NEW OLD ARTS US

Number 6, May 1998

IN THIS ISSUE...

Dead Deer
by Jonathan Queally


SoHo Dec. 6, 1997
by Pat Akhimie


The Wedding of a Prodigal Son
by Bogachan Sahin


Auction
by Dan Stout


Strange in the Night
by Jane Carr


from The Rainy Season
by Kimberlee Kimura


La Reine Morte - Paris, 1942
by Jennifer Boittin








DEAD DEER

Now, when she drives her son to school
she let's him play video games,
his head glued to that world.
She herself can hardly bear to see
that disformed buck, his hind legs under
his rump like a college linesman,
head propped up on the curb,
ear to the ground, listening for an offsides
call, or false start. When they finally
pass she plucks the game from
his hands, says, 'That's enough.'

Since the county contracted out
the removal of dead deer from the roads
people have been complaining that carcasses
are lying in the breakdown lane and on
the shoulders for weeks at a time.

There is a common feeling that someone
is at fault. The patrolman, in his souped-up
Chevy, hates the sight of blood. When he
was a boy he woke to find his dog
on the back porch, mauled by a coyote.
Her neck had been ripped and torn away
like christmas paper, her ribs stuck out,
dark gray bones with bloodied hair clinging
to them, and her eyes dripped white mucus.
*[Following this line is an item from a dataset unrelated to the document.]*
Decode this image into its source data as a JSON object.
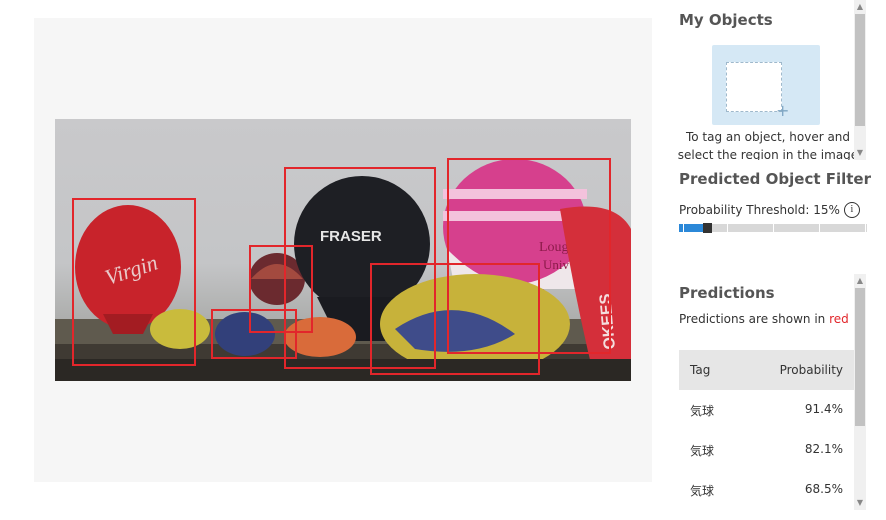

One deer was said to have been sighted with
tall grass growing all around it where the highway
commission lawn mower operator had edged
around it as he would a tree or boulder.
The grass was swaying in the wind but commuters
could see the black nose sticking out, or a leg,
or a hoof; something reaching out from those
greening tendrils. He'd come around once with
the blade, then again, closing the distance between
the sweet smell of chopped dew grass and the rot.